Oral Hygiene as we age
The other day I read that gum disease has been linked to a raised risk of developing dementia. A recent study found that “severe gum disease” had a “modest link” to dementia. In addition, the study found that lifestyle factors like smoking, exercise and alcohol consumption levels did not appear to have any effect on the connection. The story had not said the “severe gum disease was the connection; it said the gum disease was the connection. Big difference.
As we age, we should take care of our health, including our oral hygiene and our teeth. We should be brushing our teeth at least twice a day, flossing at least once a day and seeing their dentist for a cleaning/teeth checkup at least twice a year.
Why is this important, according to the Mayo Clinic, oral health offers clues about your overall health — and that problems in your mouth can affect the rest of your body?
Like other areas of the body, your mouth teems with bacteria — mostly harmless. But your mouth is the entry point to your digestive and respiratory tracts, and some of these bacteria can cause disease.
Normally the body's natural defences and good oral health care, such as daily brushing and flossing, keep bacteria under control. However, without proper oral hygiene, bacteria can reach levels that might lead to oral infections, such as tooth decay and gum disease.
Brushing my teeth twice a day was not something my parents insisted that I do and trips to the dentist were few and far between, because of the cost. When I had real problems I would go and get my tooth removed. We did not learn strong oral health habits from our parents (regular tooth brushing didn’t become a habit for most people in the U.S. until after World War II). Younger Boomers (those born after 1957) probably learned of it in the classroom, but if you were born before then, they, like me, may not have been practicing brushing and flossing regularly from their early years.
I went for many years before I returned to see a dentist and when I went, I was lucky and found a Dentist who was very good. I had numerous cavities and was in danger of losing all my teeth, but I did not want to have dentures so with my dentist's help I put myself on a routine of brushing twice a day and seeing him 4 times a year. The path I decided to take is working and I still have all of my teeth and hope to have them all my life.
I am surprised that some people also look at twice-daily brushing and flossing as burdens.

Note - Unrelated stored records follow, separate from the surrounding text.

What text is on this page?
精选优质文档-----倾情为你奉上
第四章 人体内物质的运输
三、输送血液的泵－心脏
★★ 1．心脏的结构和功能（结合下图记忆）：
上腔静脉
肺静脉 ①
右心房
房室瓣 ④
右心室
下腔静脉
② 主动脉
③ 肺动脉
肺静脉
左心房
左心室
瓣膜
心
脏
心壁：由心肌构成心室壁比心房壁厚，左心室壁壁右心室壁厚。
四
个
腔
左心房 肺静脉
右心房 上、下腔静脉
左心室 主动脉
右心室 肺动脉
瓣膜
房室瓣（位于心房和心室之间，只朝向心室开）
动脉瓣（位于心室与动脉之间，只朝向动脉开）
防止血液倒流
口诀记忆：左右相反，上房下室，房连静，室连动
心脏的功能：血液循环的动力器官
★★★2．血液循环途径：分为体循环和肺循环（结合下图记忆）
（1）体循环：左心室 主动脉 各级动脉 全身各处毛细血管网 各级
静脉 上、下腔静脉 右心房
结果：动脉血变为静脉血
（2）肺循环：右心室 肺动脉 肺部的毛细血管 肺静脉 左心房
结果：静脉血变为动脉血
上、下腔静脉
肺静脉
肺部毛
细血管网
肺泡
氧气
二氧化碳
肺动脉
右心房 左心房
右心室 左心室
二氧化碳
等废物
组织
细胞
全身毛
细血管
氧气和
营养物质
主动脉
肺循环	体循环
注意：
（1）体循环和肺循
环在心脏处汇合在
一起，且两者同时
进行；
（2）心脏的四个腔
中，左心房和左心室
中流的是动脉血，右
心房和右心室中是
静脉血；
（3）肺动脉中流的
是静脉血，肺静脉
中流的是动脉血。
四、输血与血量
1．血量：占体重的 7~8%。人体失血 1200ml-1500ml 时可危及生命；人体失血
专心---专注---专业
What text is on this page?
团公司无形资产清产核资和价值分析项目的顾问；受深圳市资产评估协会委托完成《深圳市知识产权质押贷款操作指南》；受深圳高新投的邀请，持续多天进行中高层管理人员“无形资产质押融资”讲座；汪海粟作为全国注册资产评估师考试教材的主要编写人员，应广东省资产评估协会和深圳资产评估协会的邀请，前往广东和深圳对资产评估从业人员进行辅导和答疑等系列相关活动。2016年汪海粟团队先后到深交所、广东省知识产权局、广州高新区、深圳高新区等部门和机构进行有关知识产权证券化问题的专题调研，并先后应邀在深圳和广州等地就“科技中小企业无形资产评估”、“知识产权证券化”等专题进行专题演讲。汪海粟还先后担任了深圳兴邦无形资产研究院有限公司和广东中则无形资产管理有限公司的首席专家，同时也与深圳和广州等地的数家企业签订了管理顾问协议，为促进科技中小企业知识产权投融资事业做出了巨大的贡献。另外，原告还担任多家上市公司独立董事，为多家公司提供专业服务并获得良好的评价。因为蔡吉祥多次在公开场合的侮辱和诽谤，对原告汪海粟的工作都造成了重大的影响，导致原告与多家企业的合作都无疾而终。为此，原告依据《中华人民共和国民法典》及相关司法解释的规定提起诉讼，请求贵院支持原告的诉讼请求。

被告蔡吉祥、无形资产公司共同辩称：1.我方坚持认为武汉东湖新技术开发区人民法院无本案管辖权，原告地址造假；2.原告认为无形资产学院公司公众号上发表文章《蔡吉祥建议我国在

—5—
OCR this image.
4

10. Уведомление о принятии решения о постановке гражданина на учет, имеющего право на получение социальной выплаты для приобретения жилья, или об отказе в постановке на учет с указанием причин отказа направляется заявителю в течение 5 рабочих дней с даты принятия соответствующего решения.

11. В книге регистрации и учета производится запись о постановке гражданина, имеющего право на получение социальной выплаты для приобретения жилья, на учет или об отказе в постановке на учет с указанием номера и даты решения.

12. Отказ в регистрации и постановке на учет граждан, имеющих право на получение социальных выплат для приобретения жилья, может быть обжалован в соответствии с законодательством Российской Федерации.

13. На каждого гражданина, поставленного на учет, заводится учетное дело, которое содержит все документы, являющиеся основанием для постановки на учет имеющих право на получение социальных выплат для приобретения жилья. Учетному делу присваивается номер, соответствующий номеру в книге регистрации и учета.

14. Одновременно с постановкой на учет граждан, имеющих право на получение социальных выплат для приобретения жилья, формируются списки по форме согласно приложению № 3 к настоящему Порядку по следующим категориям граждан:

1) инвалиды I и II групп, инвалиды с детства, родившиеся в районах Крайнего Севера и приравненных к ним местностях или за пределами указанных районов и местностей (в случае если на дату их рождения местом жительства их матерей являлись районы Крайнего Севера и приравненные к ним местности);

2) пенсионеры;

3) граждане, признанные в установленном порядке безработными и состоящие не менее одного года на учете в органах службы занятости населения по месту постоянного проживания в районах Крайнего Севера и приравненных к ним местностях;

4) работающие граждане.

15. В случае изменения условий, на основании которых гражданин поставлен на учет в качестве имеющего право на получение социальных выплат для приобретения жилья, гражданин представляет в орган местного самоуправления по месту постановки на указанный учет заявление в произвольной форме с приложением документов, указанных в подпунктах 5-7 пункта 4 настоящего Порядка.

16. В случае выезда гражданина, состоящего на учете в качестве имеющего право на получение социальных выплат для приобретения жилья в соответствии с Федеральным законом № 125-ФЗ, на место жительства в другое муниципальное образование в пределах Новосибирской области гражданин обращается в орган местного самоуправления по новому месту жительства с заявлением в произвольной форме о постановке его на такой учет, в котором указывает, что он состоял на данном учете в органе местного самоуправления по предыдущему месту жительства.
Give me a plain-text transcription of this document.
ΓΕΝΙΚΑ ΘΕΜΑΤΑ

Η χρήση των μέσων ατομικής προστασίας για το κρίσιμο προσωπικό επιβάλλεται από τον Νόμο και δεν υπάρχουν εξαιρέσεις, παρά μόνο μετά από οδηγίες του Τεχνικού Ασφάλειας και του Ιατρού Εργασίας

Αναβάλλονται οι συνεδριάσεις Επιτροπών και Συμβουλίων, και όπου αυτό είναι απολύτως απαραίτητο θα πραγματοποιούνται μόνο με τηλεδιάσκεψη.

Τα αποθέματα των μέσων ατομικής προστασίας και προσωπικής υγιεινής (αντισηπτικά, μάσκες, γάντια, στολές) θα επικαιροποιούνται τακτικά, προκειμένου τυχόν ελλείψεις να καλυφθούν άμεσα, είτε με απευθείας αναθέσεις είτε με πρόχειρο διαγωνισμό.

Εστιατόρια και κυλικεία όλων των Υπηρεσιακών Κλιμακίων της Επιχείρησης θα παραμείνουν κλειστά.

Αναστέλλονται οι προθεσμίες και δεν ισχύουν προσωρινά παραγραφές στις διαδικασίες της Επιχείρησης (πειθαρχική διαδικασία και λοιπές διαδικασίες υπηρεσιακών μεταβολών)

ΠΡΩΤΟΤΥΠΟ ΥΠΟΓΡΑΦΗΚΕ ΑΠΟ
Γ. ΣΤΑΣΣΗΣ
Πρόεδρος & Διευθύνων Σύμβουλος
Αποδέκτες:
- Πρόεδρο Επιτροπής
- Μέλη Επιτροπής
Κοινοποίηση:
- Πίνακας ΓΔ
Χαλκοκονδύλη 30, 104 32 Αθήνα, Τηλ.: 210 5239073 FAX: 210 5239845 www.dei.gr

Most people - not just seniors - skip brushing their teeth; one-third of adults don’t floss their teeth and about the same amount do not brush their teeth at least twice a day.
Add in physical issues that can make it hard for some of us to brush our teeth and floss, and it’s easy to see why some of us may have decided it’s too much trouble.
I did not want dentures, but many seniors have them and Denture care is important for many seniors. After all, if dentures aren’t cared for properly, you are not able to eat as well. What’s more, if the dentures aren’t fitted properly, or inserted properly, they can cause a lot of pain.
I understand that dentures need to be cleaned every day and their care is more complicated than for natural teeth and could be more difficult if you have a vision, cognitive or dexterity issues. They also need to be checked daily for breaks and, if broken, need to be professionally repaired (never try to repair dentures at home).
Good oral hygiene habits include:
· Brush your teeth at least twice a day with a soft-bristled brush using fluoride toothpaste.
· Floss daily.
· Use mouthwash to remove food particles left after brushing and flossing.
· Eat a healthy diet and limit food with added sugars (cookies, cakes, candy, soda, etc.
· Replace your toothbrush every three months or sooner if bristles are splayed or worn.
· Schedule regular dental checkups and cleanings.
· Avoid tobacco use, including cigarettes and chewing tobacco.
· And, of course, making an appointment with a dentist’s office every two months at least for dental cleanings and checkups.
· Also, contact your dentist as soon as an oral health problem arises. Taking care of your oral health is an investment in your overall health.